For Ann, having it all also meant giving back. And in the years since that serendipitous move to Easton, she has immersed herself in the community as a volunteer (“My ‘real’ career has been volunteerism,” she says), initially with her daughter Tricia’s school activities and then broader endeavors, which have included: chairing The Country School’s Annual Auction and it’s Parents Association; co-chairing the Talbot County YMCA Youth Tennis League; serving as a member of the Board of Directors for the Academy Art Museum; and as a board member of the Talbot County Harbor Club, the Talbot Country Club 18 Hole Women’s Golf, and Talbot County Garden Club. (Golf and gardening are two of Ann’s favorite activities.)
Of course, just as the geese always flock home to the Shore, so too does the story of Ann White to the Waterfowl Festival.
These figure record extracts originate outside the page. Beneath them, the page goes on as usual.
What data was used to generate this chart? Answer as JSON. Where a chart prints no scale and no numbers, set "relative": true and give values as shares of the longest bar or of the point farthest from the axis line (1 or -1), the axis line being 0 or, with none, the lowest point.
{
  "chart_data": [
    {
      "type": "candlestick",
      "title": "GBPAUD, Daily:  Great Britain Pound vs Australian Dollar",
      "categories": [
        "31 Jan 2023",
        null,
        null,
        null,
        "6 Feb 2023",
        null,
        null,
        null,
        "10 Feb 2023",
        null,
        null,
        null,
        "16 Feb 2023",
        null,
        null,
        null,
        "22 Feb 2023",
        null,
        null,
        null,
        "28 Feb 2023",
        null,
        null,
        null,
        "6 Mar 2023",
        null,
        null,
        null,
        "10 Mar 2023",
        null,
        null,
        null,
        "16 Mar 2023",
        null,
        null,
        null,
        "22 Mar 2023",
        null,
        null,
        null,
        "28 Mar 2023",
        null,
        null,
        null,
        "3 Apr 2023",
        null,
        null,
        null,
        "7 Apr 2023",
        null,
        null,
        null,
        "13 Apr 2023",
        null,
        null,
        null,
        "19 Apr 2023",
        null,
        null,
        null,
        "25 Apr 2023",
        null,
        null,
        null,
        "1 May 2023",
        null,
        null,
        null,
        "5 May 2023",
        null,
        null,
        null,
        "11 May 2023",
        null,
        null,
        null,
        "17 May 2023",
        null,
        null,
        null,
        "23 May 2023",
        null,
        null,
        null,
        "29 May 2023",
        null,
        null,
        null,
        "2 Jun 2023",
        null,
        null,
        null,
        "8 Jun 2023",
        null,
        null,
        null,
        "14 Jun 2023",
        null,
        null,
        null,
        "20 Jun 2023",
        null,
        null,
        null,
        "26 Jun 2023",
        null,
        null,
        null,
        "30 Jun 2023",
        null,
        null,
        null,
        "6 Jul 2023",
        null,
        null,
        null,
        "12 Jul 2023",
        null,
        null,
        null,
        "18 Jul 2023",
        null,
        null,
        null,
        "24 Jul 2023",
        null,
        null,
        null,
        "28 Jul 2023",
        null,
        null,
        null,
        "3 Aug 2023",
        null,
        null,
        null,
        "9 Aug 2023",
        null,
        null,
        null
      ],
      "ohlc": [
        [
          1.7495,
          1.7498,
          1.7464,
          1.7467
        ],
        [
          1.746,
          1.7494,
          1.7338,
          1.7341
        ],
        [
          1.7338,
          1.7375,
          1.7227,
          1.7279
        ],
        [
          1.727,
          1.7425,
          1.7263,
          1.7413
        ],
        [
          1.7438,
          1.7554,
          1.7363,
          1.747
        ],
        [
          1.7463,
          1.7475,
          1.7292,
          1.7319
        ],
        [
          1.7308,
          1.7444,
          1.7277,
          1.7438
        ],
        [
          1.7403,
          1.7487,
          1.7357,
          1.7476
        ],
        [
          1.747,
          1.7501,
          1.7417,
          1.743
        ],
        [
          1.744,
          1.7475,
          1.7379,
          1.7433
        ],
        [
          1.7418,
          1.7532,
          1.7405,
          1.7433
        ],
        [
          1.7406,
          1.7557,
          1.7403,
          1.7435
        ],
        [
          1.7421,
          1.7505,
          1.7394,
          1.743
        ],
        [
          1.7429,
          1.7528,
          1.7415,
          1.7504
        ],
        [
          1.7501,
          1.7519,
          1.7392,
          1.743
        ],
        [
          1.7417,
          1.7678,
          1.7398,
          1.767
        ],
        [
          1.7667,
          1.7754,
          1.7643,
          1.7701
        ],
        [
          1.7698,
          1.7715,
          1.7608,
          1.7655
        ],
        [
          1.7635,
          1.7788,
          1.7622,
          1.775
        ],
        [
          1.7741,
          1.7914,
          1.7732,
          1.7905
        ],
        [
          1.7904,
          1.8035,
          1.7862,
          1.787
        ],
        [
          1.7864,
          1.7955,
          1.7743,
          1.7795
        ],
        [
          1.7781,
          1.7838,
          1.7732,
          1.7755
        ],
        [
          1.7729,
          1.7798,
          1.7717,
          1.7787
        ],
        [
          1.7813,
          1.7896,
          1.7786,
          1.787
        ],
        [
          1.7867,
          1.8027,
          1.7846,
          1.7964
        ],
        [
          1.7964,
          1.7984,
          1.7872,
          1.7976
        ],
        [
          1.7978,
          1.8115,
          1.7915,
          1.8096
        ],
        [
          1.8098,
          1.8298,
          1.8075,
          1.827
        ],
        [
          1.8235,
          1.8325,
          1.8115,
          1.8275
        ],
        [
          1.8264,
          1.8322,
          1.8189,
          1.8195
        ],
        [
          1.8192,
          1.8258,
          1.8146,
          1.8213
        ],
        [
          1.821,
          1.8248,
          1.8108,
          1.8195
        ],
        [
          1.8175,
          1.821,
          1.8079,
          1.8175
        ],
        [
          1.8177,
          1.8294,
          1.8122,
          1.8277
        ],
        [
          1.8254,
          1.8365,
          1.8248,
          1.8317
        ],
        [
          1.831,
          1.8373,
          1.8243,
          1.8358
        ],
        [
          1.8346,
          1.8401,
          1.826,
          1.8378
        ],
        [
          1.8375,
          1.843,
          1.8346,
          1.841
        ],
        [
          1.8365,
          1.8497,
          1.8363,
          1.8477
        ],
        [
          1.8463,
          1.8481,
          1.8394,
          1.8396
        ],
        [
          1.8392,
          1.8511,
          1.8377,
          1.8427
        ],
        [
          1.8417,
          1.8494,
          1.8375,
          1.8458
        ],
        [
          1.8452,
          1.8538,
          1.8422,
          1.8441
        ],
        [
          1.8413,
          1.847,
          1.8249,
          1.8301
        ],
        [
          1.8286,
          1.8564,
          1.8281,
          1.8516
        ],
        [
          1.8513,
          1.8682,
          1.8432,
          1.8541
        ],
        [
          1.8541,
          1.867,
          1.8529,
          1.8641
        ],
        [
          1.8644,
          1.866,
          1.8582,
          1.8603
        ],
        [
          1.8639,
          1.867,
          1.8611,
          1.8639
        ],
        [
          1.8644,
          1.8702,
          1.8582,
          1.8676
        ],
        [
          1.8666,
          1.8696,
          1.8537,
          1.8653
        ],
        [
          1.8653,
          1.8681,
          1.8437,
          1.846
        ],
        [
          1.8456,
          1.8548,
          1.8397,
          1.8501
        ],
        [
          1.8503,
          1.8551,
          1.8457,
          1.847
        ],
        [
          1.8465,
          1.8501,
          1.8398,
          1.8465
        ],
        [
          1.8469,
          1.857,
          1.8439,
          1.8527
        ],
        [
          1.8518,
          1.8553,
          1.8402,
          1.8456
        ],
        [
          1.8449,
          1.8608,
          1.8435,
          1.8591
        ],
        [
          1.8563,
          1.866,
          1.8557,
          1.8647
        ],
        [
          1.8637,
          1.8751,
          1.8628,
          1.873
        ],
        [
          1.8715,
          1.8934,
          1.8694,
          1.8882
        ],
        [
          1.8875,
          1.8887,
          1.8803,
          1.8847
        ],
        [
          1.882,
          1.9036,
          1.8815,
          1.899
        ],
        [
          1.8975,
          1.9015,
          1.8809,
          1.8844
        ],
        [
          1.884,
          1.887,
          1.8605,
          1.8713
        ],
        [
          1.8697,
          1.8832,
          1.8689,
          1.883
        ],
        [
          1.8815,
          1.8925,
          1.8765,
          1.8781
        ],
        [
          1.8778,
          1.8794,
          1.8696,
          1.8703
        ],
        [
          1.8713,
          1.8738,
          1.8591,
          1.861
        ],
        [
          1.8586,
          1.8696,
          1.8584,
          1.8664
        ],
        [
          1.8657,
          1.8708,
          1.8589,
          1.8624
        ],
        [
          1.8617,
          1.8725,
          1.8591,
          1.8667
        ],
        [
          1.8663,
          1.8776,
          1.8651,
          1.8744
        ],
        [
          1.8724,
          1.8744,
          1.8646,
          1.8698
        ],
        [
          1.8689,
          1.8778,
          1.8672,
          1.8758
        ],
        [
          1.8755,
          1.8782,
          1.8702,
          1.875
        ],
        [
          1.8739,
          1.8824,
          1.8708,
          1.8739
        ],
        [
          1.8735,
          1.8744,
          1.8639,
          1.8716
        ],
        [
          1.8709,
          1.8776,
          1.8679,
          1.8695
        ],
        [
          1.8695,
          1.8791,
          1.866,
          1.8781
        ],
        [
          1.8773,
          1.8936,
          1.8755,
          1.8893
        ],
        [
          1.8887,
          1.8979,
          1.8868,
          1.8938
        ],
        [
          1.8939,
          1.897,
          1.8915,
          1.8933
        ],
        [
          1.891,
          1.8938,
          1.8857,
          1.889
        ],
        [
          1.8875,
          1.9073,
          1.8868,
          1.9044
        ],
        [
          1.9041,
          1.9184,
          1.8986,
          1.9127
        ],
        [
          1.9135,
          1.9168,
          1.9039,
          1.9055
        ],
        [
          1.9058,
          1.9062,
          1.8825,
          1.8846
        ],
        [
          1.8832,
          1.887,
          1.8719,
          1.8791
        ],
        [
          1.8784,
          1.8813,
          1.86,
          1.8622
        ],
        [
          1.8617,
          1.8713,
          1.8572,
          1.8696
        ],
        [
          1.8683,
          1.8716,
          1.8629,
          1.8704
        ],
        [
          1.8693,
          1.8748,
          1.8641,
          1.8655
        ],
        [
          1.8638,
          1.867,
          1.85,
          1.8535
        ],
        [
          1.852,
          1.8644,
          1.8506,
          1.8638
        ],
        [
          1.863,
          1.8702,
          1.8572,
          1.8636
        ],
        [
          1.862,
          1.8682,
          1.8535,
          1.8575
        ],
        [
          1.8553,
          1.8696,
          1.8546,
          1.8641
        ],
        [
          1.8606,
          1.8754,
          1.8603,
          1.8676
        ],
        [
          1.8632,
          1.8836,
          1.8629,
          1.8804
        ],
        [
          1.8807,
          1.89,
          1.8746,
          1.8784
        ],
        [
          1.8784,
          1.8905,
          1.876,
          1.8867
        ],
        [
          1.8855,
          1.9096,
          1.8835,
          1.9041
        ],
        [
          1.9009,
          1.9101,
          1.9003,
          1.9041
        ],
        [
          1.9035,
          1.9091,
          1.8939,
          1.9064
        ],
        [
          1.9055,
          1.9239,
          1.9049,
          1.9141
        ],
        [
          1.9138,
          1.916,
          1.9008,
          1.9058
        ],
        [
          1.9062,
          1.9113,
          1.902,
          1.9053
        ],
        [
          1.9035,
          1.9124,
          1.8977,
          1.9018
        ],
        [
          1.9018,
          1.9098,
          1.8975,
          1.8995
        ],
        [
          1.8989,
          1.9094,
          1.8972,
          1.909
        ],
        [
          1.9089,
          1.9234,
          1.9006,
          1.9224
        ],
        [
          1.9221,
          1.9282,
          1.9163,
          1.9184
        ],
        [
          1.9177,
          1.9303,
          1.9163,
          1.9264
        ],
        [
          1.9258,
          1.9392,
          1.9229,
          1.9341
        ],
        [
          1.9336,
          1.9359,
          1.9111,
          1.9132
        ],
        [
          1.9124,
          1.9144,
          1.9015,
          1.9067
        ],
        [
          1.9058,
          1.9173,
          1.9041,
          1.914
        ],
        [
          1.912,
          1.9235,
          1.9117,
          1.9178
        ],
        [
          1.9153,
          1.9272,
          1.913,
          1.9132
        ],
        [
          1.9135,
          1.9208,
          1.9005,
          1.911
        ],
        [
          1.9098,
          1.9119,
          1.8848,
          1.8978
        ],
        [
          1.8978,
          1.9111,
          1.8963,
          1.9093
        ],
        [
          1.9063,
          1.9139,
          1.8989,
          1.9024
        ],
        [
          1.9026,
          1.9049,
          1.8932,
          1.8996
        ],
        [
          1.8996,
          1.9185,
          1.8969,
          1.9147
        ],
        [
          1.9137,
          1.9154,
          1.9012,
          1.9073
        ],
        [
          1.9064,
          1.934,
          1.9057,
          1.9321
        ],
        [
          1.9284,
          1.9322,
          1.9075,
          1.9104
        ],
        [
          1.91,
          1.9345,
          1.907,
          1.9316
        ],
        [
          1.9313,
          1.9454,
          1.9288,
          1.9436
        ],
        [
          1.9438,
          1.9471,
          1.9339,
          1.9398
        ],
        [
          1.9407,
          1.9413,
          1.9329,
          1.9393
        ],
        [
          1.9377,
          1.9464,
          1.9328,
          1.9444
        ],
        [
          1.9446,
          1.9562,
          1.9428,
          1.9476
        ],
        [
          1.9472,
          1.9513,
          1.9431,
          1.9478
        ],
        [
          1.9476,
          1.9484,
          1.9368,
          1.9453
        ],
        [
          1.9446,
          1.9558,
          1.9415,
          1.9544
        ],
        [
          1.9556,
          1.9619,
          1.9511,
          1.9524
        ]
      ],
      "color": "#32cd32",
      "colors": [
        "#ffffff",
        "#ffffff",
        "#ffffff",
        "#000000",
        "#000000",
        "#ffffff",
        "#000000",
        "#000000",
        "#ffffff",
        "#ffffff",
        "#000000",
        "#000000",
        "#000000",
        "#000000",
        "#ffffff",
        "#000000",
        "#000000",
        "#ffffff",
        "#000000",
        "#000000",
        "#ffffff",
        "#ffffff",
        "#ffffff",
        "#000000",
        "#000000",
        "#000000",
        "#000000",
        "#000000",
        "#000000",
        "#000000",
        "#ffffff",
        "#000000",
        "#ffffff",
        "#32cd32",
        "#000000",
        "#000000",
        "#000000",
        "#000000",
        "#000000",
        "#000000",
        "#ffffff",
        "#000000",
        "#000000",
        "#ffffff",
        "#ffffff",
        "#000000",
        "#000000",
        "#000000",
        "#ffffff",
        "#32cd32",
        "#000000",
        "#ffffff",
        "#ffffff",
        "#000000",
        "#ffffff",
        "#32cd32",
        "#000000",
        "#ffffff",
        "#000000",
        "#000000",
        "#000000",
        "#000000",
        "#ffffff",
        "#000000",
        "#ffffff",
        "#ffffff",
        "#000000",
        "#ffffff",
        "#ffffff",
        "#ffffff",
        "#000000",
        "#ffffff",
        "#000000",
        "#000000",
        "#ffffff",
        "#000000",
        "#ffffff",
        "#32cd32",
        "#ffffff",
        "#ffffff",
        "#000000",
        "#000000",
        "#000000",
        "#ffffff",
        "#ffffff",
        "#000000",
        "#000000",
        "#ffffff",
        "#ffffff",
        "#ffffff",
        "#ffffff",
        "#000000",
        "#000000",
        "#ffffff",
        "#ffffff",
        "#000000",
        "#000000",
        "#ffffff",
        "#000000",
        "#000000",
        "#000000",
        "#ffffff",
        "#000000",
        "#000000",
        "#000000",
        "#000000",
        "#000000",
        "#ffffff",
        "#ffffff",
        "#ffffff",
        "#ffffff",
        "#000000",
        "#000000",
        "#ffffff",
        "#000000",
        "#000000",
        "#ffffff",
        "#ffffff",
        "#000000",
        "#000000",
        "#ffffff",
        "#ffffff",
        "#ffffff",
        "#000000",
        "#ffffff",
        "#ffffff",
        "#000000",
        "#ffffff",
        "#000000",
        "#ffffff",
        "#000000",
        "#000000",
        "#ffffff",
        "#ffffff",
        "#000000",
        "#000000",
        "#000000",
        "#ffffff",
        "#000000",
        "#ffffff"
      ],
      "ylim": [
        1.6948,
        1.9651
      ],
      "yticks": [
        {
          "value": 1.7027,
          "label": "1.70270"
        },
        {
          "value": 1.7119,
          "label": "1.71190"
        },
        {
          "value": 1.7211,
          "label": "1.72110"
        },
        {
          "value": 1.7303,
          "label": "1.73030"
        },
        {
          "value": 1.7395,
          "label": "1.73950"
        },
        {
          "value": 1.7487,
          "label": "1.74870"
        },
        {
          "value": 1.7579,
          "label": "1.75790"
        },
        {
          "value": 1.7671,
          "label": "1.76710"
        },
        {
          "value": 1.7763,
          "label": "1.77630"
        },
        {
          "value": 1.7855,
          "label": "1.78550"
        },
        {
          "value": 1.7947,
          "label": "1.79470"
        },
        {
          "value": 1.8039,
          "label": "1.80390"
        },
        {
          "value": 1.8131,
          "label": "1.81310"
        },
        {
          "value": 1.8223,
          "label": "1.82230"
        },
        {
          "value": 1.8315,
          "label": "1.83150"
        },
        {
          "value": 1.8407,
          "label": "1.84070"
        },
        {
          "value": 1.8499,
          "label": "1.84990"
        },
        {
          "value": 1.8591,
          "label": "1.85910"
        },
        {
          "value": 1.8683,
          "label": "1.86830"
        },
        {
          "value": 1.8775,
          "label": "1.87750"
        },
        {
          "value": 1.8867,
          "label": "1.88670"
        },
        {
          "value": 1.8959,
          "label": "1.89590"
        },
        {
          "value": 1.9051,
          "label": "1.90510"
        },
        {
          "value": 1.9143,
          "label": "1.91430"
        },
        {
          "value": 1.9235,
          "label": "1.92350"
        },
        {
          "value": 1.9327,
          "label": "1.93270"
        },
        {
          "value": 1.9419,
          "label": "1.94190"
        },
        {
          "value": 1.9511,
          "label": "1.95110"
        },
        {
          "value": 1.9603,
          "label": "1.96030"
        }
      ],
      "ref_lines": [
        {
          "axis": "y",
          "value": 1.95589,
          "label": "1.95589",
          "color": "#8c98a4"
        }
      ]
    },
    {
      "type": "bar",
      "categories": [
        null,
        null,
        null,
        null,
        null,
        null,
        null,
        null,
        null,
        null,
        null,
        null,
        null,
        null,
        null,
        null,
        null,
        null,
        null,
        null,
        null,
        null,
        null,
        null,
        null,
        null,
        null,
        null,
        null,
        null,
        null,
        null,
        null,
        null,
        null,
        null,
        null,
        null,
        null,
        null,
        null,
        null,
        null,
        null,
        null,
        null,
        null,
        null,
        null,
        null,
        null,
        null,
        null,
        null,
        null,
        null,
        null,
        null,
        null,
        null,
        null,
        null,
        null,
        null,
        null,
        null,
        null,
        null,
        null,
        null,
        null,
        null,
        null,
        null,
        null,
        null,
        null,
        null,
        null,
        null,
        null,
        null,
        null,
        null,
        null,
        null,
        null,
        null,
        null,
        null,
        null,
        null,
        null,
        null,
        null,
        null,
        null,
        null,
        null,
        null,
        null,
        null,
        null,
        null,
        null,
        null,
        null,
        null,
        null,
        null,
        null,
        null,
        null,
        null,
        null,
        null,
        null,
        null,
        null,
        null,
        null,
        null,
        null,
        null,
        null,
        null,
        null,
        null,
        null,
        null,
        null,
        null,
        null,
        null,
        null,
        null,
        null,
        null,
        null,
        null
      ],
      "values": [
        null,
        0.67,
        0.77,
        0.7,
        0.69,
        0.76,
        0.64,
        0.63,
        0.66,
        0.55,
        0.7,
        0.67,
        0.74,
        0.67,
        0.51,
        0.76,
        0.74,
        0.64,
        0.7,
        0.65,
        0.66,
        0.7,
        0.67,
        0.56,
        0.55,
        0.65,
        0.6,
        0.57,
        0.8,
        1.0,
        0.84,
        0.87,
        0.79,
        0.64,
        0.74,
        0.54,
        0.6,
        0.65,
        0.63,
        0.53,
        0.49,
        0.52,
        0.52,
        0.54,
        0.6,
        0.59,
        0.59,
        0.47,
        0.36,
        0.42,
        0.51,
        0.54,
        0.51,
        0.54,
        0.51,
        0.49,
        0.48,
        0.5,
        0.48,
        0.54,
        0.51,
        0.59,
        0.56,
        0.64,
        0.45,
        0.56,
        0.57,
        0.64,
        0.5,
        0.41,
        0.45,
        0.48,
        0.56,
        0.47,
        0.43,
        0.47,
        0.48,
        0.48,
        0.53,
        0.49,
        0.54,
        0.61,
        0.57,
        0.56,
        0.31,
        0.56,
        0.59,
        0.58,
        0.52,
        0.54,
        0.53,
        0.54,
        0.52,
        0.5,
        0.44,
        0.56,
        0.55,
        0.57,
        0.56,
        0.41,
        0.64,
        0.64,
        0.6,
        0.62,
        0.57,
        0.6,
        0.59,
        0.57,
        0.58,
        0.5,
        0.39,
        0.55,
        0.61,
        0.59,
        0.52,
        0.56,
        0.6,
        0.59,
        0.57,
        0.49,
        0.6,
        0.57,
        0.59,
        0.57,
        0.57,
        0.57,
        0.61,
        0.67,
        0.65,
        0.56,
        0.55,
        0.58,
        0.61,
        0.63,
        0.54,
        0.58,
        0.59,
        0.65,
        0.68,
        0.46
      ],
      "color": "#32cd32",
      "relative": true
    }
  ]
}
Her contributions to the festival’s development have been mighty and all encompassing—from overseeing land purchase and construction of festival facilities to increasing exhibits and exhibitors to software programming to increasing the volunteer force to increasing both revenue and appropriations to conservation organizations and to developing print, television, and radio advertising campaigns.
She’s done it all and she’s not done yet. As we were collaborating for this article, Ann was in the middle of festival week preparations (“I will be in the office every day until next Wednesday when we start setting up our venues,” she tells me, hurriedly, when I first reach her).
In 1995, Ann was inducted into the Waterfowl Festival Hall of Fame. Think about that for a moment. Twenty years ago, she was inducted into the Hall of Fame. And Ann is still passionately volunteering each and every year since. Though the Hall is quite an honor, Ann says that the opportunity to work and interact with so many interesting people from all walks of life is the highest.
“I love meeting and getting to know people. People come in so many different shapes and sizes, with a myriad of talents. Learning to work with many different people with many different personalities has been a challenge that I have enjoyed and grown from. There is a great sense of accomplishment for all involved when a task is completed successfully.”